HSX, directed by Anderson, is an example of a stellarator, the leading alternative to the tokamak. Rather than driving current through the plasma to confine it as tokamaks do, stellarators rely on twisted electromagnetic coils around the outside of the vessel to create magnetic fields—in theory, sacrificing design simplicity and inherent symmetry for the ability to precisely control the plasma physics externally. Results from HSX have demonstrated the value of using plasma theory and modeling to dictate coil design, making it either the world’s first or second optimized stellarator, depending upon who you ask (some reserve that honor for Wendelstein 7-AS, the predecessor to the Wendelstein 7-X in Germany, the world’s largest stellarator).

David Anderson
David Anderson is the Jim and Anne Sorden Professor of electrical and computer engineering and the longtime director of the HSX fusion experiment in Engineering Hall. Photo by Renee Meiller.

Now, Anderson and Hegna want to apply optimization at a larger scale, coupled with advanced manufacturing capabilities and CFS magnets. “The explicit goal is to make stellarator fusion work,” says Hegna.

While Type One is still courting investors, another type of fusion reactor—representing more immediate possibilities within the field beyond energy production—is under construction at UW-Madison’s Physical Sciences Laboratory in nearby Stoughton. The Wisconsin HTS Axisymmetric Mirror (WHAM), led by Physics Professor Cary Forest, with support from Schmitz, is reviving a “mirror” reactor design that researchers largely abandoned in the 1990s. Leveraging the high magnetic fields available through advances in high-temperature superconductivity, the mirror path and much simpler cylindrical fusion reactors they embody again appear feasible.
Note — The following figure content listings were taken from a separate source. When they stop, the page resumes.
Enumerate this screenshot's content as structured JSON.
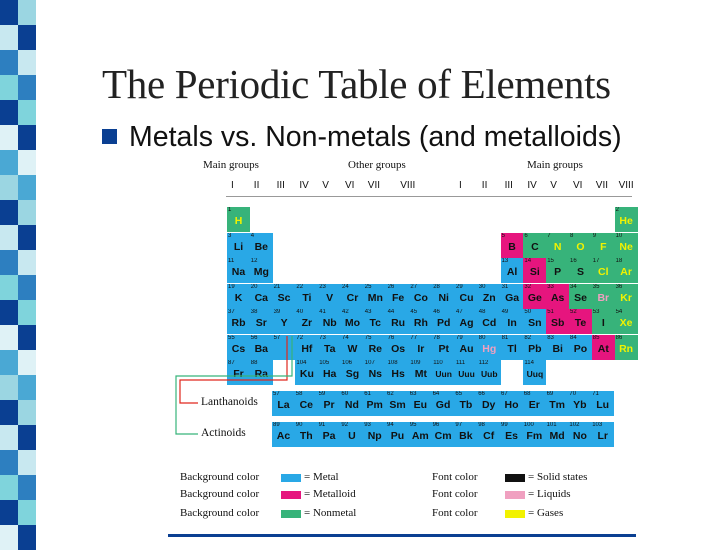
{
  "slide": {
    "title": "The Periodic Table of Elements",
    "bullet": "Metals vs. Non-metals (and metalloids)"
  },
  "colors": {
    "metal": "#29a8e6",
    "metalloid": "#e6157e",
    "nonmetal": "#37b37a",
    "solid_font": "#111111",
    "liquid_font": "#f0a0c0",
    "gas_font": "#f2f200",
    "accent_blue": "#0a3f92",
    "rule_red": "#e0271d"
  },
  "headers": {
    "main_groups_left": "Main groups",
    "other_groups": "Other groups",
    "main_groups_right": "Main groups",
    "roman": [
      "I",
      "II",
      "III",
      "IV",
      "V",
      "VI",
      "VII",
      "VIII",
      "I",
      "II",
      "III",
      "IV",
      "V",
      "VI",
      "VII",
      "VIII"
    ]
  },
  "series_labels": {
    "lanthanoids": "Lanthanoids",
    "actinoids": "Actinoids"
  },
  "legend": {
    "bg_label": "Background color",
    "font_label": "Font color",
    "metal": "= Metal",
    "metalloid": "= Metalloid",
    "nonmetal": "= Nonmetal",
    "solid": "= Solid states",
    "liquid": "= Liquids",
    "gas": "= Gases"
  },
  "elements": [
    {
      "n": "1",
      "s": "H",
      "c": 0,
      "r": 0,
      "t": "n",
      "f": "g"
    },
    {
      "n": "2",
      "s": "He",
      "c": 17,
      "r": 0,
      "t": "n",
      "f": "g"
    },
    {
      "n": "3",
      "s": "Li",
      "c": 0,
      "r": 1,
      "t": "m",
      "f": "s"
    },
    {
      "n": "4",
      "s": "Be",
      "c": 1,
      "r": 1,
      "t": "m",
      "f": "s"
    },
    {
      "n": "5",
      "s": "B",
      "c": 12,
      "r": 1,
      "t": "x",
      "f": "s"
    },
    {
      "n": "6",
      "s": "C",
      "c": 13,
      "r": 1,
      "t": "n",
      "f": "s"
    },
    {
      "n": "7",
      "s": "N",
      "c": 14,
      "r": 1,
      "t": "n",
      "f": "g"
    },
    {
      "n": "8",
      "s": "O",
      "c": 15,
      "r": 1,
      "t": "n",
      "f": "g"
    },
    {
      "n": "9",
      "s": "F",
      "c": 16,
      "r": 1,
      "t": "n",
      "f": "g"
    },
    {
      "n": "10",
      "s": "Ne",
      "c": 17,
      "r": 1,
      "t": "n",
      "f": "g"
    },
    {
      "n": "11",
      "s": "Na",
      "c": 0,
      "r": 2,
      "t": "m",
      "f": "s"
    },
    {
      "n": "12",
      "s": "Mg",
      "c": 1,
      "r": 2,
      "t": "m",
      "f": "s"
    },
    {
      "n": "13",
      "s": "Al",
      "c": 12,
      "r": 2,
      "t": "m",
      "f": "s"
    },
    {
      "n": "14",
      "s": "Si",
      "c": 13,
      "r": 2,
      "t": "x",
      "f": "s"
    },
    {
      "n": "15",
      "s": "P",
      "c": 14,
      "r": 2,
      "t": "n",
      "f": "s"
    },
    {
      "n": "16",
      "s": "S",
      "c": 15,
      "r": 2,
      "t": "n",
      "f": "s"
    },
    {
      "n": "17",
      "s": "Cl",
      "c": 16,
      "r": 2,
      "t": "n",
      "f": "g"
    },
    {
      "n": "18",
      "s": "Ar",
      "c": 17,
      "r": 2,
      "t": "n",
      "f": "g"
    },
    {
      "n": "19",
      "s": "K",
      "c": 0,
      "r": 3,
      "t": "m",
      "f": "s"
    },
    {
      "n": "20",
      "s": "Ca",
      "c": 1,
      "r": 3,
      "t": "m",
      "f": "s"
    },
    {
      "n": "21",
      "s": "Sc",
      "c": 2,
      "r": 3,
      "t": "m",
      "f": "s"
    },
    {
      "n": "22",
      "s": "Ti",
      "c": 3,
      "r": 3,
      "t": "m",
      "f": "s"
    },
    {
      "n": "23",
      "s": "V",
      "c": 4,
      "r": 3,
      "t": "m",
      "f": "s"
    },
    {
      "n": "24",
      "s": "Cr",
      "c": 5,
      "r": 3,
      "t": "m",
      "f": "s"
    },
    {
      "n": "25",
      "s": "Mn",
      "c": 6,
      "r": 3,
      "t": "m",
      "f": "s"
    },
    {
      "n": "26",
      "s": "Fe",
      "c": 7,
      "r": 3,
      "t": "m",
      "f": "s"
    },
    {
      "n": "27",
      "s": "Co",
      "c": 8,
      "r": 3,
      "t": "m",
      "f": "s"
    },
    {
      "n": "28",
      "s": "Ni",
      "c": 9,
      "r": 3,
      "t": "m",
      "f": "s"
    },
    {
      "n": "29",
      "s": "Cu",
      "c": 10,
      "r": 3,
      "t": "m",
      "f": "s"
    },
    {
      "n": "30",
      "s": "Zn",
      "c": 11,
      "r": 3,
      "t": "m",
      "f": "s"
    },
    {
      "n": "31",
      "s": "Ga",
      "c": 12,
      "r": 3,
      "t": "m",
      "f": "s"
    },
    {
      "n": "32",
      "s": "Ge",
      "c": 13,
      "r": 3,
      "t": "x",
      "f": "s"
    },
    {
      "n": "33",
      "s": "As",
      "c": 14,
      "r": 3,
      "t": "x",
      "f": "s"
    },
    {
      "n": "34",
      "s": "Se",
      "c": 15,
      "r": 3,
      "t": "n",
      "f": "s"
    },
    {
      "n": "35",
      "s": "Br",
      "c": 16,
      "r": 3,
      "t": "n",
      "f": "l"
    },
    {
      "n": "36",
      "s": "Kr",
      "c": 17,
      "r": 3,
      "t": "n",
      "f": "g"
    },
    {
      "n": "37",
      "s": "Rb",
      "c": 0,
      "r": 4,
      "t": "m",
      "f": "s"
    },
    {
      "n": "38",
      "s": "Sr",
      "c": 1,
      "r": 4,
      "t": "m",
      "f": "s"
    },
    {
      "n": "39",
      "s": "Y",
      "c": 2,
      "r": 4,
      "t": "m",
      "f": "s"
    },
    {
      "n": "40",
      "s": "Zr",
      "c": 3,
      "r": 4,
      "t": "m",
      "f": "s"
    },
    {
      "n": "41",
      "s": "Nb",
      "c": 4,
      "r": 4,
      "t": "m",
      "f": "s"
    },
    {
      "n": "42",
      "s": "Mo",
      "c": 5,
      "r": 4,
      "t": "m",
      "f": "s"
    },
    {
      "n": "43",
      "s": "Tc",
      "c": 6,
      "r": 4,
      "t": "m",
      "f": "s"
    },
    {
      "n": "44",
      "s": "Ru",
      "c": 7,
      "r": 4,
      "t": "m",
      "f": "s"
    },
    {
      "n": "45",
      "s": "Rh",
      "c": 8,
      "r": 4,
      "t": "m",
      "f": "s"
    },
    {
      "n": "46",
      "s": "Pd",
      "c": 9,
      "r": 4,
      "t": "m",
      "f": "s"
    },
    {
      "n": "47",
      "s": "Ag",
      "c": 10,
      "r": 4,
      "t": "m",
      "f": "s"
    },
    {
      "n": "48",
      "s": "Cd",
      "c": 11,
      "r": 4,
      "t": "m",
      "f": "s"
    },
    {
      "n": "49",
      "s": "In",
      "c": 12,
      "r": 4,
      "t": "m",
      "f": "s"
    },
    {
      "n": "50",
      "s": "Sn",
      "c": 13,
      "r": 4,
      "t": "m",
      "f": "s"
    },
    {
      "n": "51",
      "s": "Sb",
      "c": 14,
      "r": 4,
      "t": "x",
      "f": "s"
    },
    {
      "n": "52",
      "s": "Te",
      "c": 15,
      "r": 4,
      "t": "x",
      "f": "s"
    },
    {
      "n": "53",
      "s": "I",
      "c": 16,
      "r": 4,
      "t": "n",
      "f": "s"
    },
    {
      "n": "54",
      "s": "Xe",
      "c": 17,
      "r": 4,
      "t": "n",
      "f": "g"
    },
    {
      "n": "55",
      "s": "Cs",
      "c": 0,
      "r": 5,
      "t": "m",
      "f": "s"
    },
    {
      "n": "56",
      "s": "Ba",
      "c": 1,
      "r": 5,
      "t": "m",
      "f": "s"
    },
    {
      "n": "57",
      "s": "",
      "c": 2,
      "r": 5,
      "t": "m",
      "f": "s"
    },
    {
      "n": "72",
      "s": "Hf",
      "c": 3,
      "r": 5,
      "t": "m",
      "f": "s"
    },
    {
      "n": "73",
      "s": "Ta",
      "c": 4,
      "r": 5,
      "t": "m",
      "f": "s"
    },
    {
      "n": "74",
      "s": "W",
      "c": 5,
      "r": 5,
      "t": "m",
      "f": "s"
    },
    {
      "n": "75",
      "s": "Re",
      "c": 6,
      "r": 5,
      "t": "m",
      "f": "s"
    },
    {
      "n": "76",
      "s": "Os",
      "c": 7,
      "r": 5,
      "t": "m",
      "f": "s"
    },
    {
      "n": "77",
      "s": "Ir",
      "c": 8,
      "r": 5,
      "t": "m",
      "f": "s"
    },
    {
      "n": "78",
      "s": "Pt",
      "c": 9,
      "r": 5,
      "t": "m",
      "f": "s"
    },
    {
      "n": "79",
      "s": "Au",
      "c": 10,
      "r": 5,
      "t": "m",
      "f": "s"
    },
    {
      "n": "80",
      "s": "Hg",
      "c": 11,
      "r": 5,
      "t": "m",
      "f": "l"
    },
    {
      "n": "81",
      "s": "Tl",
      "c": 12,
      "r": 5,
      "t": "m",
      "f": "s"
    },
    {
      "n": "82",
      "s": "Pb",
      "c": 13,
      "r": 5,
      "t": "m",
      "f": "s"
    },
    {
      "n": "83",
      "s": "Bi",
      "c": 14,
      "r": 5,
      "t": "m",
      "f": "s"
    },
    {
      "n": "84",
      "s": "Po",
      "c": 15,
      "r": 5,
      "t": "m",
      "f": "s"
    },
    {
      "n": "85",
      "s": "At",
      "c": 16,
      "r": 5,
      "t": "x",
      "f": "s"
    },
    {
      "n": "86",
      "s": "Rn",
      "c": 17,
      "r": 5,
      "t": "n",
      "f": "g"
    },
    {
      "n": "87",
      "s": "Fr",
      "c": 0,
      "r": 6,
      "t": "m",
      "f": "s"
    },
    {
      "n": "88",
      "s": "Ra",
      "c": 1,
      "r": 6,
      "t": "m",
      "f": "s"
    },
    {
      "n": "104",
      "s": "Ku",
      "c": 3,
      "r": 6,
      "t": "m",
      "f": "s"
    },
    {
      "n": "105",
      "s": "Ha",
      "c": 4,
      "r": 6,
      "t": "m",
      "f": "s"
    },
    {
      "n": "106",
      "s": "Sg",
      "c": 5,
      "r": 6,
      "t": "m",
      "f": "s"
    },
    {
      "n": "107",
      "s": "Ns",
      "c": 6,
      "r": 6,
      "t": "m",
      "f": "s"
    },
    {
      "n": "108",
      "s": "Hs",
      "c": 7,
      "r": 6,
      "t": "m",
      "f": "s"
    },
    {
      "n": "109",
      "s": "Mt",
      "c": 8,
      "r": 6,
      "t": "m",
      "f": "s"
    },
    {
      "n": "110",
      "s": "Uun",
      "c": 9,
      "r": 6,
      "t": "m",
      "f": "s"
    },
    {
      "n": "111",
      "s": "Uuu",
      "c": 10,
      "r": 6,
      "t": "m",
      "f": "s"
    },
    {
      "n": "112",
      "s": "Uub",
      "c": 11,
      "r": 6,
      "t": "m",
      "f": "s"
    },
    {
      "n": "114",
      "s": "Uuq",
      "c": 13,
      "r": 6,
      "t": "m",
      "f": "s"
    }
  ],
  "lanthanoids": [
    {
      "n": "57",
      "s": "La"
    },
    {
      "n": "58",
      "s": "Ce"
    },
    {
      "n": "59",
      "s": "Pr"
    },
    {
      "n": "60",
      "s": "Nd"
    },
    {
      "n": "61",
      "s": "Pm"
    },
    {
      "n": "62",
      "s": "Sm"
    },
    {
      "n": "63",
      "s": "Eu"
    },
    {
      "n": "64",
      "s": "Gd"
    },
    {
      "n": "65",
      "s": "Tb"
    },
    {
      "n": "66",
      "s": "Dy"
    },
    {
      "n": "67",
      "s": "Ho"
    },
    {
      "n": "68",
      "s": "Er"
    },
    {
      "n": "69",
      "s": "Tm"
    },
    {
      "n": "70",
      "s": "Yb"
    },
    {
      "n": "71",
      "s": "Lu"
    }
  ],
  "actinoids": [
    {
      "n": "89",
      "s": "Ac"
    },
    {
      "n": "90",
      "s": "Th"
    },
    {
      "n": "91",
      "s": "Pa"
    },
    {
      "n": "92",
      "s": "U"
    },
    {
      "n": "93",
      "s": "Np"
    },
    {
      "n": "94",
      "s": "Pu"
    },
    {
      "n": "95",
      "s": "Am"
    },
    {
      "n": "96",
      "s": "Cm"
    },
    {
      "n": "97",
      "s": "Bk"
    },
    {
      "n": "98",
      "s": "Cf"
    },
    {
      "n": "99",
      "s": "Es"
    },
    {
      "n": "100",
      "s": "Fm"
    },
    {
      "n": "101",
      "s": "Md"
    },
    {
      "n": "102",
      "s": "No"
    },
    {
      "n": "103",
      "s": "Lr"
    }
  ]
}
WHAM, which will be the first to take advantage of these technologies, will focus on efficiently producing the neutrons generated in fusion reactions.

Those high-energy neutrons, in turn, can be used to manufacture isotopes with a range of medical applications, from diagnostic scans to treatments, as well as other imaging tools. That’s precisely how SHINE, the Janesville, Wisconsin-based company founded by three-time alumnus Greg Piefer (BSEE ’99, MSNEEP ’04, PhDNEEP/MedPhys ’06), is applying fusion technology. To Schmitz, SHINE embodies the current opportunity available with fusion, regardless of its transformative potential in the energy sector. It’s why he, Forest and others at UW-Madison are pursuing funding to support fusion industry development—through education and technology—in southern Wisconsin.

“Fusion is happening now,” says Schmitz. “The opportunity for building industry and a workforce and educating technology leaders is now, and not in 10 or 15 years, because people think fusion is 30 years down the road. Workforce readiness is key to drive the technology innovation underlying a future fusion industry.”